I had a conversation with a friend that has not left me alone. It followed me into the night. I woke up thinking about it, unsettled, disturbed, unable to shake the weight of it.
What shook me most was the idea that if God asks you to kill someone, then killing becomes right simply because God asked. That logic terrifies me. A commandment that says “do not kill” somehow sits comfortably next to stories where killing is authorised—children, parents, animals wiped out, violence justified, and women reduced to spoils. I cannot reconcile that. I cannot make it make sense. And the fact that people can defend it without flinching frightens me even more.
I struggle with the picture of a God who sacrifices his own son and calls it love. Who exactly benefits from that sacrifice? We’re told it’s for humanity, but humanity is still bleeding, still suffering, still dying in the same ways. What does seem clear is that this God demands constant praise, affection, loyalty, and devotion—and if you fail, the punishment is eternal. That does not feel like love. It feels like control dressed up as salvation.
What makes this harder is how belief shifts depending on circumstance. I know someone whose life became easier after she married someone who could provide stability. Before that, faith was strong, prayers were loud, dedication was deep—but life remained heavy. After that change, things softened. Doors opened. Peace followed. Now it’s easy to say, “With God, I will not fail.”
But I keep asking myself—what actually changed?
Was it God? Or was it money, support, access, safety, and relief from constant stress? Because I know many women who have dedicated their lives to God—given their businesses, their children, their time, their energy—and still failed. Still struggled. Still lost everything. Faith didn’t save them. Belief didn’t shield them.
Religion rarely allows space for that truth.
What troubles me most is how religion trains people to stop thinking. To stop asking questions. To stop examining cause and effect. Everything becomes spiritualised to the point where reality disappears. If you succeed, it’s God. If you fail, it’s the devil. If a child recovers in hospital, thank God. If a child dies because medical care was delayed in the name of faith, it was “God’s will.” Doctors do the work, science does the work, human hands do the work—but praise is redirected elsewhere. And when tragedy strikes, no one is accountable.

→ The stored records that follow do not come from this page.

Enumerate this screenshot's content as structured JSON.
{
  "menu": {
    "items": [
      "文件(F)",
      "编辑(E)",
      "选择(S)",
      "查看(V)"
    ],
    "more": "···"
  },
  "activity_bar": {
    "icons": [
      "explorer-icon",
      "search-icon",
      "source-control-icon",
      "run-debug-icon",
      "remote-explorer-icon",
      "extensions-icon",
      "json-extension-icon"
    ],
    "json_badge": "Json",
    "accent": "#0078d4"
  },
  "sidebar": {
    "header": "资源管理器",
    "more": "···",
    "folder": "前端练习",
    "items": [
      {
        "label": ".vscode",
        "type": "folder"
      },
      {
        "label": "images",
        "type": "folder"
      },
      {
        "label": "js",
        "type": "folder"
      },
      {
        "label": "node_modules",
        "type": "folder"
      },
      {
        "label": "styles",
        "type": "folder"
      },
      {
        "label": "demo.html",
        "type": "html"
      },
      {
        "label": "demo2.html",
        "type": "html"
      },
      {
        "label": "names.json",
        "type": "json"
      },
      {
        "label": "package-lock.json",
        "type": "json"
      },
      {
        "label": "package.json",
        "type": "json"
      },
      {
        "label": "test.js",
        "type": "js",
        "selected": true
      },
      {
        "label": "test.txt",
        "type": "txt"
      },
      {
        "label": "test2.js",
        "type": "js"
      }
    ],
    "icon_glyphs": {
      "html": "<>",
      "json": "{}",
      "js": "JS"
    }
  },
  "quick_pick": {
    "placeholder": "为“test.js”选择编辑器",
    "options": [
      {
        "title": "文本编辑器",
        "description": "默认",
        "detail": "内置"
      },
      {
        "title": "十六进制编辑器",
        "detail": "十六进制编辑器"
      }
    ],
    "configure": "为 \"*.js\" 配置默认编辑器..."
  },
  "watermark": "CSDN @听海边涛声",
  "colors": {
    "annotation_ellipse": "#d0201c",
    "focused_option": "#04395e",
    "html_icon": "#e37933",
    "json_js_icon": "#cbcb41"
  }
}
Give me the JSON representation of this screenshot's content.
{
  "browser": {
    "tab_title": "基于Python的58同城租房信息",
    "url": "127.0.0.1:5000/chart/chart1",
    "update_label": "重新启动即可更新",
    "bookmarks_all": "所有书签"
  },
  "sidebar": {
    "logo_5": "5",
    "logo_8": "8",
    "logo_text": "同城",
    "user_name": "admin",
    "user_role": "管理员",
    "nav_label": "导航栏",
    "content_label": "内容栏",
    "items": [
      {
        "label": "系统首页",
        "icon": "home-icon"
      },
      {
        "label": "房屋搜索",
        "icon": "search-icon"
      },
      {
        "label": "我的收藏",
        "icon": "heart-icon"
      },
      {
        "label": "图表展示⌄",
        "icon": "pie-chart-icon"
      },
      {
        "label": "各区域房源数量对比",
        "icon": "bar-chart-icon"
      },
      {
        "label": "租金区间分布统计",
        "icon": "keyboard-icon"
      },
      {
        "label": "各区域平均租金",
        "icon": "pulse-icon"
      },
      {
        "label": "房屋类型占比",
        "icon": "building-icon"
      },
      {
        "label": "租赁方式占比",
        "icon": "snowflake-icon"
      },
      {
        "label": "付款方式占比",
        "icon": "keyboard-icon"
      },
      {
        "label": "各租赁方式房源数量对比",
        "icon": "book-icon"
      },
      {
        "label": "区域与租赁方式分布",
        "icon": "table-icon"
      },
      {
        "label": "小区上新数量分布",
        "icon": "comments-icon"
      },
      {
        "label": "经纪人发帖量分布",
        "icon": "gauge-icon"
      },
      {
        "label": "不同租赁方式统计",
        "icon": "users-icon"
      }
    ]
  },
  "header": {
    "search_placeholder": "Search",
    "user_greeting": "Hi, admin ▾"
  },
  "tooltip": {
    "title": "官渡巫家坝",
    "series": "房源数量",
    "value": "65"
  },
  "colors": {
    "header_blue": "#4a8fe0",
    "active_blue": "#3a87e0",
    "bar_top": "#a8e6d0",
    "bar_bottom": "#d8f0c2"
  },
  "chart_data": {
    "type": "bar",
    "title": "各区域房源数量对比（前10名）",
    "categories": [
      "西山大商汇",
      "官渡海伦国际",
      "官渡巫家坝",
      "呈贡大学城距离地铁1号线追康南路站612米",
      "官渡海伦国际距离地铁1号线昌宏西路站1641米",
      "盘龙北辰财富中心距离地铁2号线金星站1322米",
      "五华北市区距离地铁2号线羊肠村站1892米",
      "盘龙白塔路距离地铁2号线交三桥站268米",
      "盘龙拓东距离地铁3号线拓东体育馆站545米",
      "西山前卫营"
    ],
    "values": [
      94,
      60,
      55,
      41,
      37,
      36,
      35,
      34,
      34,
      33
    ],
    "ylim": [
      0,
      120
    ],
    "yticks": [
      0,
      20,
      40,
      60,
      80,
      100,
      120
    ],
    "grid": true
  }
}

This way of thinking removes responsibility. It removes self-reflection. It removes growth. When was it ever your decision? Your oversight? Your mistake? Rarely, if ever. Religion hands people a script where they are never fully responsible for harm, yet always entitled to credit for success.
And that creates something dangerous—pride without accountability, obedience without thought, faith without humanity.
This conversation grabbed me somewhere deep. I am not writing from a place of calm or resolution. I am writing because something in me is unsettled. Because these contradictions are no longer abstract to me—they are personal. And I cannot pretend they don’t matter.
I am not at peace about it. And maybe that discomfort is the most honest place to start.